Member of the Illinois House of Representatives
- In office 1887–1891

Personal details
- Born: Hendrick Vastine Fisher October 15, 1846 Wilkes-Barre, Pennsylvania, U.S.
- Died: April 19, 1909 (aged 62) Excelsior Springs, Missouri, U.S.
- Party: Republican
- Occupation: Businessman, politician

= Hendrick V. Fisher =

American businessman and politician

Hendrick Vastine Fisher (October 15, 1846 - April 19, 1909) was an American businessman and politician.

==Biography==
Fisher was born in Wilkes-Barre, Pennsylvania. He went to Wyoming Seminary and then worked for the railroad in the office as a clerk. In 1868, Fisher moved to Aurora, Illinois. Fisher then settled in Geneseo, Illinois in 1869. Fisher was involved with the general merchandise business. He was also involved with the manufacture of hardware and stoves.
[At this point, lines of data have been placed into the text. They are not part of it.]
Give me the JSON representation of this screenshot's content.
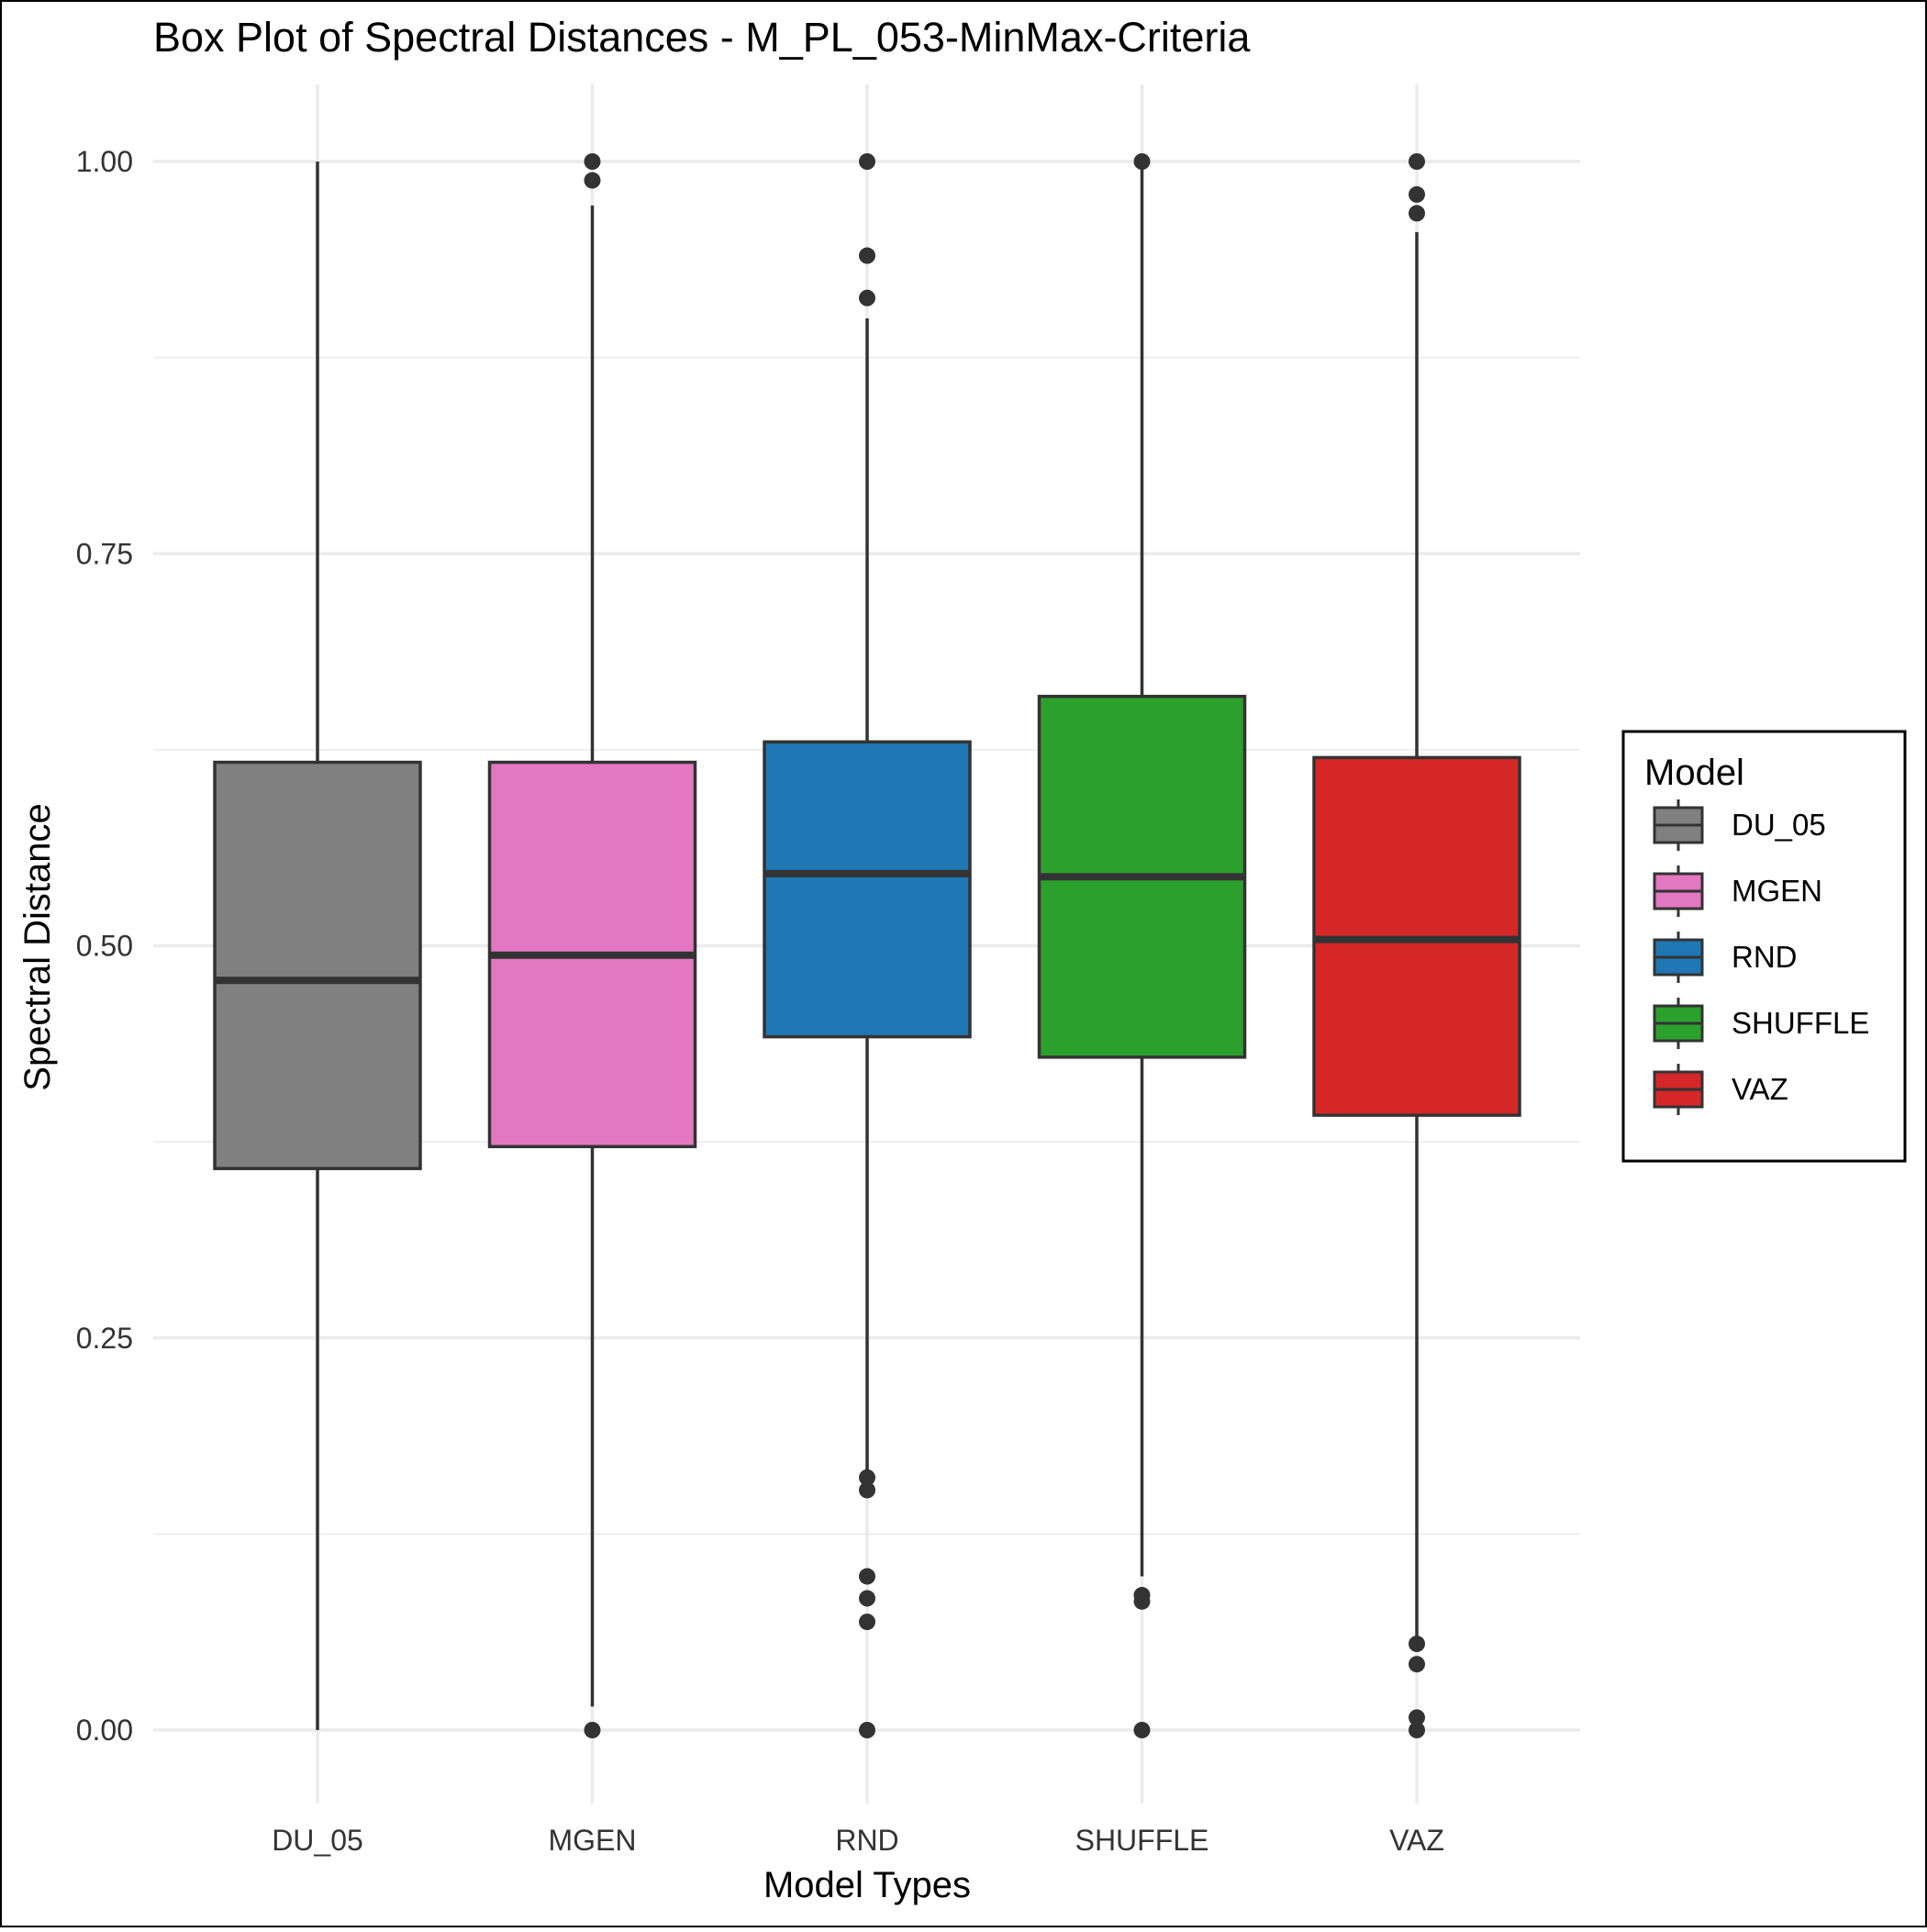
{
  "chart_data": {
    "type": "boxplot",
    "title": "Box Plot of Spectral Distances -  M_PL_053-MinMax-Criteria",
    "xlabel": "Model Types",
    "ylabel": "Spectral Distance",
    "categories": [
      "DU_05",
      "MGEN",
      "RND",
      "SHUFFLE",
      "VAZ"
    ],
    "ylim": [
      -0.05,
      1.05
    ],
    "yticks": [
      0.0,
      0.25,
      0.5,
      0.75,
      1.0
    ],
    "ytick_labels": [
      "0.00",
      "0.25",
      "0.50",
      "0.75",
      "1.00"
    ],
    "grid": true,
    "legend": {
      "title": "Model",
      "position": "right",
      "entries": [
        "DU_05",
        "MGEN",
        "RND",
        "SHUFFLE",
        "VAZ"
      ]
    },
    "series": [
      {
        "name": "DU_05",
        "color": "#808080",
        "whisker_low": 0.0,
        "q1": 0.358,
        "median": 0.478,
        "q3": 0.617,
        "whisker_high": 1.0,
        "outliers": []
      },
      {
        "name": "MGEN",
        "color": "#E377C2",
        "whisker_low": 0.015,
        "q1": 0.372,
        "median": 0.494,
        "q3": 0.617,
        "whisker_high": 0.972,
        "outliers": [
          0.0,
          0.988,
          1.0
        ]
      },
      {
        "name": "RND",
        "color": "#1F77B4",
        "whisker_low": 0.16,
        "q1": 0.442,
        "median": 0.546,
        "q3": 0.63,
        "whisker_high": 0.9,
        "outliers": [
          0.0,
          0.069,
          0.084,
          0.098,
          0.153,
          0.161,
          0.913,
          0.94,
          1.0
        ]
      },
      {
        "name": "SHUFFLE",
        "color": "#2CA02C",
        "whisker_low": 0.098,
        "q1": 0.429,
        "median": 0.544,
        "q3": 0.659,
        "whisker_high": 1.0,
        "outliers": [
          0.0,
          0.082,
          0.086,
          1.0
        ]
      },
      {
        "name": "VAZ",
        "color": "#D62728",
        "whisker_low": 0.055,
        "q1": 0.392,
        "median": 0.504,
        "q3": 0.62,
        "whisker_high": 0.955,
        "outliers": [
          0.0,
          0.008,
          0.042,
          0.055,
          0.967,
          0.979,
          1.0
        ]
      }
    ]
  }
}
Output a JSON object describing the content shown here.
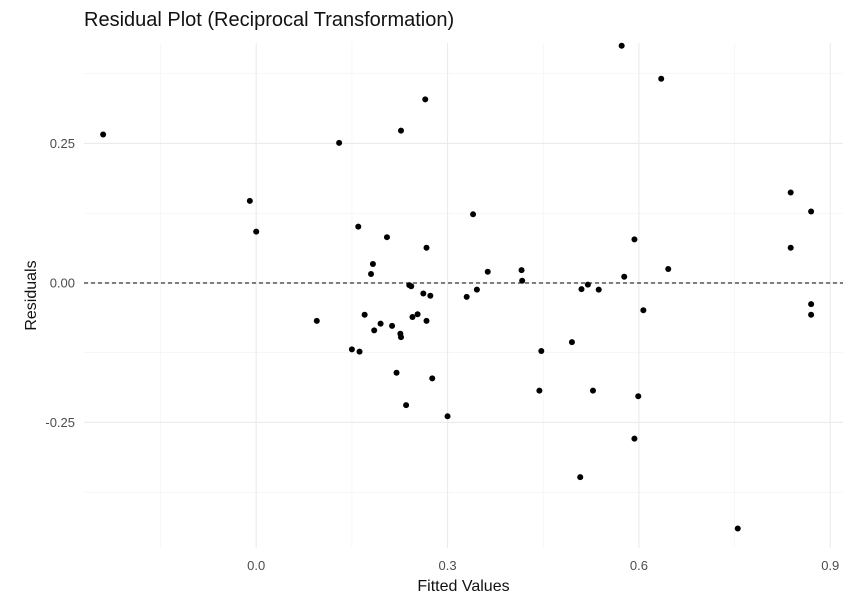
{
  "chart_data": {
    "type": "scatter",
    "title": "Residual Plot (Reciprocal Transformation)",
    "xlabel": "Fitted Values",
    "ylabel": "Residuals",
    "xlim": [
      -0.27,
      0.92
    ],
    "ylim": [
      -0.475,
      0.43
    ],
    "x_ticks": [
      0.0,
      0.3,
      0.6,
      0.9
    ],
    "x_tick_labels": [
      "0.0",
      "0.3",
      "0.6",
      "0.9"
    ],
    "y_ticks": [
      -0.25,
      0.0,
      0.25
    ],
    "y_tick_labels": [
      "-0.25",
      "0.00",
      "0.25"
    ],
    "reference_line": {
      "y": 0,
      "style": "dashed"
    },
    "grid": true,
    "legend": "none",
    "point_color": "#000000",
    "points": [
      {
        "x": -0.24,
        "y": 0.266
      },
      {
        "x": -0.01,
        "y": 0.147
      },
      {
        "x": 0.0,
        "y": 0.092
      },
      {
        "x": 0.095,
        "y": -0.068
      },
      {
        "x": 0.13,
        "y": 0.251
      },
      {
        "x": 0.15,
        "y": -0.119
      },
      {
        "x": 0.16,
        "y": 0.101
      },
      {
        "x": 0.162,
        "y": -0.123
      },
      {
        "x": 0.17,
        "y": -0.057
      },
      {
        "x": 0.18,
        "y": 0.016
      },
      {
        "x": 0.183,
        "y": 0.034
      },
      {
        "x": 0.185,
        "y": -0.085
      },
      {
        "x": 0.195,
        "y": -0.073
      },
      {
        "x": 0.205,
        "y": 0.082
      },
      {
        "x": 0.213,
        "y": -0.077
      },
      {
        "x": 0.22,
        "y": -0.161
      },
      {
        "x": 0.226,
        "y": -0.091
      },
      {
        "x": 0.227,
        "y": -0.097
      },
      {
        "x": 0.227,
        "y": 0.273
      },
      {
        "x": 0.235,
        "y": -0.219
      },
      {
        "x": 0.24,
        "y": -0.004
      },
      {
        "x": 0.243,
        "y": -0.006
      },
      {
        "x": 0.245,
        "y": -0.061
      },
      {
        "x": 0.253,
        "y": -0.056
      },
      {
        "x": 0.262,
        "y": -0.019
      },
      {
        "x": 0.265,
        "y": 0.329
      },
      {
        "x": 0.267,
        "y": 0.063
      },
      {
        "x": 0.267,
        "y": -0.068
      },
      {
        "x": 0.273,
        "y": -0.023
      },
      {
        "x": 0.276,
        "y": -0.171
      },
      {
        "x": 0.3,
        "y": -0.239
      },
      {
        "x": 0.33,
        "y": -0.025
      },
      {
        "x": 0.34,
        "y": 0.123
      },
      {
        "x": 0.346,
        "y": -0.012
      },
      {
        "x": 0.363,
        "y": 0.02
      },
      {
        "x": 0.416,
        "y": 0.023
      },
      {
        "x": 0.417,
        "y": 0.004
      },
      {
        "x": 0.444,
        "y": -0.193
      },
      {
        "x": 0.447,
        "y": -0.122
      },
      {
        "x": 0.495,
        "y": -0.106
      },
      {
        "x": 0.508,
        "y": -0.348
      },
      {
        "x": 0.51,
        "y": -0.011
      },
      {
        "x": 0.52,
        "y": -0.003
      },
      {
        "x": 0.528,
        "y": -0.193
      },
      {
        "x": 0.537,
        "y": -0.012
      },
      {
        "x": 0.573,
        "y": 0.425
      },
      {
        "x": 0.577,
        "y": 0.011
      },
      {
        "x": 0.593,
        "y": 0.078
      },
      {
        "x": 0.593,
        "y": -0.279
      },
      {
        "x": 0.599,
        "y": -0.203
      },
      {
        "x": 0.607,
        "y": -0.049
      },
      {
        "x": 0.635,
        "y": 0.366
      },
      {
        "x": 0.646,
        "y": 0.025
      },
      {
        "x": 0.755,
        "y": -0.44
      },
      {
        "x": 0.838,
        "y": 0.162
      },
      {
        "x": 0.838,
        "y": 0.063
      },
      {
        "x": 0.87,
        "y": 0.128
      },
      {
        "x": 0.87,
        "y": -0.038
      },
      {
        "x": 0.87,
        "y": -0.057
      }
    ]
  }
}
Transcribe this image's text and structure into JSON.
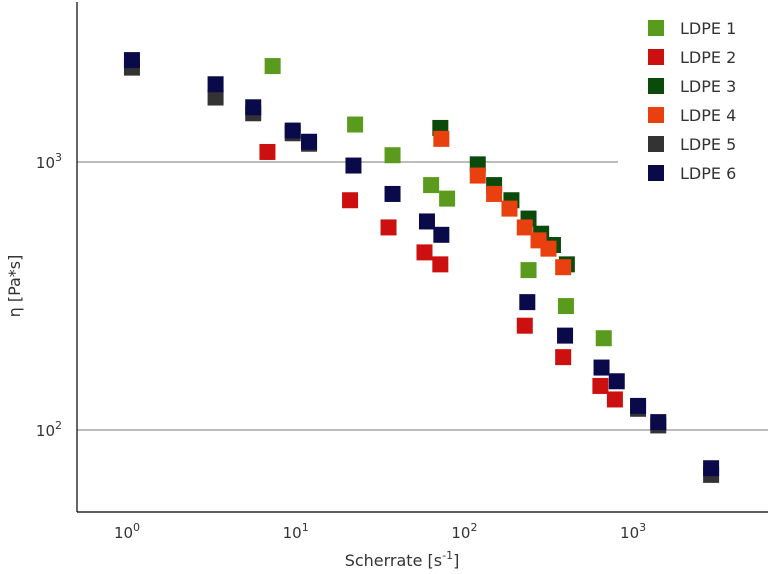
{
  "chart_data": {
    "type": "scatter",
    "title": "",
    "xlabel": "Scherrate [s",
    "xlabel_sup": "-1",
    "xlabel_end": "]",
    "ylabel": "η [Pa*s]",
    "xscale": "log",
    "yscale": "log",
    "xlim": [
      0.52,
      8000
    ],
    "ylim": [
      50,
      5000
    ],
    "grid": "horizontal at y-ticks",
    "legend_position": "top-right",
    "x_ticks": [
      {
        "value": 1,
        "base": "10",
        "exp": "0"
      },
      {
        "value": 10,
        "base": "10",
        "exp": "1"
      },
      {
        "value": 100,
        "base": "10",
        "exp": "2"
      },
      {
        "value": 1000,
        "base": "10",
        "exp": "3"
      }
    ],
    "y_ticks": [
      {
        "value": 100,
        "base": "10",
        "exp": "2"
      },
      {
        "value": 1000,
        "base": "10",
        "exp": "3"
      }
    ],
    "series": [
      {
        "name": "LDPE 1",
        "color": "#5a9a1c",
        "points": [
          [
            7.3,
            2280
          ],
          [
            22.5,
            1380
          ],
          [
            37.5,
            1060
          ],
          [
            63.5,
            820
          ],
          [
            79,
            730
          ],
          [
            240,
            395
          ],
          [
            400,
            290
          ],
          [
            670,
            220
          ]
        ]
      },
      {
        "name": "LDPE 2",
        "color": "#cc1010",
        "points": [
          [
            6.8,
            1090
          ],
          [
            21,
            720
          ],
          [
            35.5,
            570
          ],
          [
            58,
            460
          ],
          [
            72,
            415
          ],
          [
            228,
            245
          ],
          [
            385,
            187
          ],
          [
            640,
            146
          ],
          [
            780,
            130
          ]
        ]
      },
      {
        "name": "LDPE 3",
        "color": "#0c4a0c",
        "points": [
          [
            72,
            1340
          ],
          [
            120,
            980
          ],
          [
            150,
            820
          ],
          [
            190,
            720
          ],
          [
            240,
            615
          ],
          [
            285,
            540
          ],
          [
            335,
            490
          ],
          [
            405,
            415
          ]
        ]
      },
      {
        "name": "LDPE 4",
        "color": "#e8400e",
        "points": [
          [
            73,
            1220
          ],
          [
            120,
            890
          ],
          [
            150,
            760
          ],
          [
            185,
            670
          ],
          [
            228,
            570
          ],
          [
            275,
            510
          ],
          [
            315,
            475
          ],
          [
            385,
            405
          ]
        ]
      },
      {
        "name": "LDPE 5",
        "color": "#333333",
        "points": [
          [
            1.07,
            2250
          ],
          [
            3.35,
            1740
          ],
          [
            5.6,
            1520
          ],
          [
            9.6,
            1280
          ],
          [
            12,
            1170
          ],
          [
            1070,
            120
          ],
          [
            1410,
            104
          ],
          [
            2900,
            68
          ]
        ]
      },
      {
        "name": "LDPE 6",
        "color": "#0a0a4a",
        "points": [
          [
            1.07,
            2400
          ],
          [
            3.35,
            1950
          ],
          [
            5.6,
            1600
          ],
          [
            9.6,
            1310
          ],
          [
            12,
            1190
          ],
          [
            22,
            970
          ],
          [
            37.5,
            760
          ],
          [
            60,
            600
          ],
          [
            73,
            535
          ],
          [
            236,
            300
          ],
          [
            395,
            225
          ],
          [
            650,
            171
          ],
          [
            800,
            152
          ],
          [
            1070,
            123
          ],
          [
            1410,
            107
          ],
          [
            2900,
            72
          ]
        ]
      }
    ]
  }
}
Fisher served in the Illinois House of Representatives from 1887 to 1891 and was a Republican. Fisher also served in the Illinois Senate from 1895 to 1899. He served as president pro tempore of the senate in 1897. From 1889 to 1893, Fisher served as aide-de-camp on the staff of Illinois Governor Joseph W. Fifer and was commissioned a colonel. Fisher died in Excelsior Springs, Missouri after suffering a stroke. Fisher was the great-great grandson of Hendrick Fisher who was involved with Rutgers University.